Questions Before Die #2

Maaf ya kalau gambarnya agak vulgar/ mencengangkan.
This is for your information, ada kehidupan kurang layak di luar sana.
Entah setelah ini teman-teman akan lebih bersyukur atau langsung turun tangan,
Tuhan memberkati niat teman-teman :)
Ini kelanjutan dari posting sebelumnya. (Kami) mencoba menjadi pribadi sebaik-baiknya dan berguna bagi orang lain. Kesempatan ini selalu bisa aku dapatkan di hari Sabtu, jadwalku mengajar di dekat terminal Joyoboyo, sebelah Kebun Binatang Surabaya (KBS). Thank you Save Street Child (SSC) Surabaya yang sudah baik sekali memfasilitasiku menjadi salah satu volunteer pengajar. Hari itu menjadi beda karena kami, tim SSC dan adik-adik Joyoboyo, kedatangan kakak-kakak dari Tunas Community yang ingin berbagi. Jadilah Sabtu sore itu diwarnai dengan keseruan yang lebih (susah digambarkan). Yang jelas, ini malam mingguku, mana malam minggumu? #bangga #bahagia #alifeasasocialworker.

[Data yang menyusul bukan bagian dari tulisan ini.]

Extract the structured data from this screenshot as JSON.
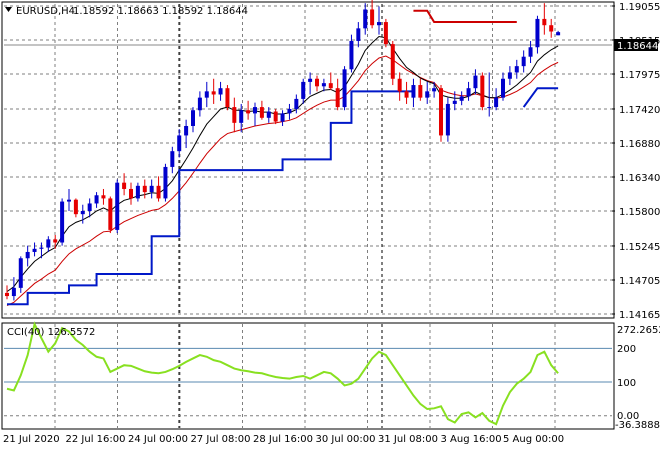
{
  "header": {
    "symbol_timeframe": "EURUSD,H4",
    "ohlc": "1.18592 1.18663 1.18592 1.18644"
  },
  "price_axis": {
    "ticks": [
      "1.19055",
      "1.18515",
      "1.17975",
      "1.17420",
      "1.16880",
      "1.16340",
      "1.15800",
      "1.15245",
      "1.14705",
      "1.14165"
    ],
    "current_price": "1.18644"
  },
  "time_axis": {
    "labels": [
      "21 Jul 2020",
      "22 Jul 16:00",
      "24 Jul 00:00",
      "27 Jul 08:00",
      "28 Jul 16:00",
      "30 Jul 00:00",
      "31 Jul 08:00",
      "3 Aug 16:00",
      "5 Aug 00:00"
    ]
  },
  "indicator": {
    "label": "CCI(40) 126.5572",
    "scale_top": "272.2652",
    "level_200": "200",
    "level_100": "100",
    "level_0": "0.00",
    "scale_bottom": "-36.3888"
  },
  "colors": {
    "bull_candle": "#0000cc",
    "bear_candle": "#e60000",
    "grid": "#7f7f7f",
    "red_line": "#cc0000",
    "blue_step": "#0018c8",
    "cci_line": "#88e020",
    "level_line": "#5a8ab0",
    "price_tag_bg": "#000000"
  },
  "chart_data": {
    "type": "candlestick",
    "candles": [
      [
        1.145,
        1.1462,
        1.144,
        1.1445
      ],
      [
        1.1445,
        1.1475,
        1.1438,
        1.1458
      ],
      [
        1.1458,
        1.1508,
        1.145,
        1.1505
      ],
      [
        1.1505,
        1.1525,
        1.1492,
        1.1515
      ],
      [
        1.1515,
        1.153,
        1.1508,
        1.152
      ],
      [
        1.152,
        1.153,
        1.1505,
        1.1522
      ],
      [
        1.1522,
        1.154,
        1.1515,
        1.1535
      ],
      [
        1.1535,
        1.1542,
        1.152,
        1.153
      ],
      [
        1.153,
        1.16,
        1.1525,
        1.1595
      ],
      [
        1.1595,
        1.1615,
        1.158,
        1.1598
      ],
      [
        1.1598,
        1.16,
        1.157,
        1.1575
      ],
      [
        1.1575,
        1.159,
        1.156,
        1.158
      ],
      [
        1.158,
        1.16,
        1.157,
        1.1592
      ],
      [
        1.1592,
        1.161,
        1.1585,
        1.1605
      ],
      [
        1.1605,
        1.1615,
        1.159,
        1.16
      ],
      [
        1.16,
        1.1603,
        1.1545,
        1.155
      ],
      [
        1.155,
        1.163,
        1.1545,
        1.1625
      ],
      [
        1.1625,
        1.164,
        1.1605,
        1.1615
      ],
      [
        1.1615,
        1.1625,
        1.159,
        1.16
      ],
      [
        1.16,
        1.1625,
        1.1595,
        1.162
      ],
      [
        1.162,
        1.163,
        1.16,
        1.161
      ],
      [
        1.161,
        1.163,
        1.16,
        1.162
      ],
      [
        1.162,
        1.1635,
        1.1595,
        1.16
      ],
      [
        1.16,
        1.1655,
        1.1595,
        1.165
      ],
      [
        1.165,
        1.1682,
        1.164,
        1.1675
      ],
      [
        1.1675,
        1.171,
        1.1665,
        1.17
      ],
      [
        1.17,
        1.1725,
        1.168,
        1.1715
      ],
      [
        1.1715,
        1.1745,
        1.1705,
        1.174
      ],
      [
        1.174,
        1.177,
        1.173,
        1.176
      ],
      [
        1.176,
        1.1785,
        1.1745,
        1.177
      ],
      [
        1.177,
        1.179,
        1.175,
        1.1765
      ],
      [
        1.1765,
        1.1785,
        1.1755,
        1.1775
      ],
      [
        1.1775,
        1.178,
        1.174,
        1.1745
      ],
      [
        1.1745,
        1.176,
        1.1705,
        1.172
      ],
      [
        1.172,
        1.175,
        1.1705,
        1.174
      ],
      [
        1.174,
        1.1755,
        1.1725,
        1.1735
      ],
      [
        1.1735,
        1.1752,
        1.1715,
        1.1745
      ],
      [
        1.1745,
        1.1755,
        1.1725,
        1.1728
      ],
      [
        1.1728,
        1.1745,
        1.172,
        1.1738
      ],
      [
        1.1738,
        1.1742,
        1.1718,
        1.1722
      ],
      [
        1.1722,
        1.174,
        1.1715,
        1.1735
      ],
      [
        1.1735,
        1.175,
        1.1725,
        1.1742
      ],
      [
        1.1742,
        1.1765,
        1.1735,
        1.1758
      ],
      [
        1.1758,
        1.179,
        1.175,
        1.1785
      ],
      [
        1.1785,
        1.18,
        1.1765,
        1.179
      ],
      [
        1.179,
        1.1795,
        1.177,
        1.1778
      ],
      [
        1.1778,
        1.179,
        1.177,
        1.1783
      ],
      [
        1.1783,
        1.18,
        1.1772,
        1.1775
      ],
      [
        1.1775,
        1.179,
        1.174,
        1.1745
      ],
      [
        1.1745,
        1.181,
        1.174,
        1.1805
      ],
      [
        1.1805,
        1.186,
        1.18,
        1.185
      ],
      [
        1.185,
        1.188,
        1.184,
        1.187
      ],
      [
        1.187,
        1.191,
        1.186,
        1.19
      ],
      [
        1.19,
        1.1915,
        1.187,
        1.1875
      ],
      [
        1.1875,
        1.1905,
        1.186,
        1.188
      ],
      [
        1.188,
        1.1885,
        1.184,
        1.1845
      ],
      [
        1.1845,
        1.185,
        1.178,
        1.179
      ],
      [
        1.179,
        1.18,
        1.1755,
        1.177
      ],
      [
        1.177,
        1.1785,
        1.175,
        1.176
      ],
      [
        1.176,
        1.179,
        1.1745,
        1.178
      ],
      [
        1.178,
        1.179,
        1.1755,
        1.176
      ],
      [
        1.176,
        1.1785,
        1.175,
        1.177
      ],
      [
        1.177,
        1.1785,
        1.176,
        1.1775
      ],
      [
        1.1775,
        1.178,
        1.169,
        1.17
      ],
      [
        1.17,
        1.176,
        1.169,
        1.175
      ],
      [
        1.175,
        1.177,
        1.174,
        1.1755
      ],
      [
        1.1755,
        1.177,
        1.1748,
        1.1762
      ],
      [
        1.1762,
        1.1785,
        1.1755,
        1.1775
      ],
      [
        1.1775,
        1.1805,
        1.1765,
        1.1795
      ],
      [
        1.1795,
        1.18,
        1.174,
        1.1745
      ],
      [
        1.1745,
        1.18,
        1.173,
        1.1745
      ],
      [
        1.1745,
        1.1775,
        1.174,
        1.176
      ],
      [
        1.176,
        1.18,
        1.1755,
        1.179
      ],
      [
        1.179,
        1.181,
        1.178,
        1.18
      ],
      [
        1.18,
        1.182,
        1.179,
        1.181
      ],
      [
        1.181,
        1.1835,
        1.18,
        1.1825
      ],
      [
        1.1825,
        1.185,
        1.1815,
        1.184
      ],
      [
        1.184,
        1.189,
        1.183,
        1.1885
      ],
      [
        1.1885,
        1.191,
        1.186,
        1.1875
      ],
      [
        1.1875,
        1.1885,
        1.1855,
        1.1865
      ],
      [
        1.1859,
        1.1866,
        1.1859,
        1.1864
      ]
    ],
    "sma_fast": [
      1.1452,
      1.146,
      1.1475,
      1.1488,
      1.15,
      1.1508,
      1.1516,
      1.1522,
      1.154,
      1.1555,
      1.1562,
      1.1566,
      1.1572,
      1.158,
      1.1585,
      1.158,
      1.159,
      1.1597,
      1.16,
      1.1604,
      1.1606,
      1.1609,
      1.1608,
      1.1616,
      1.1628,
      1.1645,
      1.1662,
      1.168,
      1.17,
      1.1718,
      1.173,
      1.1742,
      1.1745,
      1.174,
      1.174,
      1.1738,
      1.1739,
      1.1737,
      1.1737,
      1.1734,
      1.1734,
      1.1736,
      1.1741,
      1.1752,
      1.1762,
      1.1767,
      1.1772,
      1.1773,
      1.1768,
      1.1777,
      1.1795,
      1.1813,
      1.1835,
      1.1847,
      1.1857,
      1.1855,
      1.1838,
      1.1822,
      1.1808,
      1.18,
      1.1791,
      1.1786,
      1.1782,
      1.1764,
      1.1761,
      1.1759,
      1.1759,
      1.1762,
      1.1769,
      1.1764,
      1.176,
      1.176,
      1.1765,
      1.1772,
      1.178,
      1.179,
      1.18,
      1.1818,
      1.1828,
      1.1836,
      1.1842
    ],
    "sma_slow": [
      1.143,
      1.1435,
      1.1445,
      1.1455,
      1.1465,
      1.1472,
      1.148,
      1.1486,
      1.15,
      1.1512,
      1.152,
      1.1526,
      1.1532,
      1.154,
      1.1547,
      1.1548,
      1.1556,
      1.1563,
      1.1568,
      1.1573,
      1.1577,
      1.1581,
      1.1583,
      1.159,
      1.16,
      1.1612,
      1.1625,
      1.164,
      1.1656,
      1.1671,
      1.1683,
      1.1695,
      1.1703,
      1.1706,
      1.1709,
      1.1712,
      1.1715,
      1.1717,
      1.1719,
      1.172,
      1.1722,
      1.1724,
      1.1728,
      1.1735,
      1.1742,
      1.1748,
      1.1753,
      1.1756,
      1.1756,
      1.1762,
      1.1774,
      1.1787,
      1.1803,
      1.1814,
      1.1823,
      1.1826,
      1.182,
      1.1812,
      1.1804,
      1.1798,
      1.1792,
      1.1787,
      1.1784,
      1.1772,
      1.1768,
      1.1765,
      1.1763,
      1.1763,
      1.1766,
      1.1763,
      1.176,
      1.1759,
      1.1761,
      1.1765,
      1.177,
      1.1777,
      1.1784,
      1.1796,
      1.1804,
      1.1811,
      1.1816
    ],
    "support_steps": [
      [
        0,
        1.1432
      ],
      [
        3,
        1.1432
      ],
      [
        3,
        1.145
      ],
      [
        9,
        1.145
      ],
      [
        9,
        1.1462
      ],
      [
        13,
        1.1462
      ],
      [
        13,
        1.148
      ],
      [
        21,
        1.148
      ],
      [
        21,
        1.154
      ],
      [
        25,
        1.154
      ],
      [
        25,
        1.1645
      ],
      [
        40,
        1.1645
      ],
      [
        40,
        1.1662
      ],
      [
        47,
        1.1662
      ],
      [
        47,
        1.172
      ],
      [
        50,
        1.172
      ],
      [
        50,
        1.177
      ],
      [
        59,
        1.177
      ]
    ],
    "support_steps_2": [
      [
        75,
        1.1745
      ],
      [
        77,
        1.1775
      ],
      [
        80,
        1.1775
      ]
    ],
    "resistance_steps": [
      [
        59,
        1.1898
      ],
      [
        61,
        1.1898
      ],
      [
        62,
        1.188
      ],
      [
        74,
        1.188
      ]
    ],
    "cci": [
      80,
      75,
      120,
      180,
      272,
      230,
      190,
      215,
      260,
      250,
      225,
      210,
      190,
      175,
      170,
      130,
      140,
      150,
      148,
      140,
      132,
      128,
      126,
      130,
      138,
      148,
      160,
      170,
      180,
      175,
      165,
      160,
      150,
      140,
      135,
      132,
      128,
      126,
      120,
      115,
      112,
      110,
      115,
      118,
      110,
      120,
      130,
      126,
      110,
      90,
      95,
      110,
      140,
      170,
      190,
      180,
      150,
      120,
      90,
      60,
      35,
      20,
      22,
      28,
      -10,
      -20,
      5,
      10,
      -5,
      8,
      -15,
      -25,
      30,
      70,
      95,
      110,
      130,
      180,
      190,
      150,
      126
    ],
    "price_ylim": [
      1.14165,
      1.19055
    ],
    "cci_ylim": [
      -36.3888,
      272.2652
    ]
  }
}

Ayo kutunjukkan dunia di luar garis hijaumu, karena bukan tidak mungkin suatu hari dirimu jadi bagian dari kami yang mengabdi pada negeri dengan cara sederhana. Pengalamanku selama ini, aku selalu mendapatkan kebahagiaan batin yang lebih dari mendapat sepatu Nike, buku Hector and The Search of Happiness (original version), atau kacamata baru. Benar sekali kata orang bijak, kebahagiaanmu ada di kebahagiaan orang lain. Entah ya, bagimu yang masih berego tinggi dan memenuhi pikiran dengan hal duniawi, suatu hari di satu kesempatan pasti mengakuinya.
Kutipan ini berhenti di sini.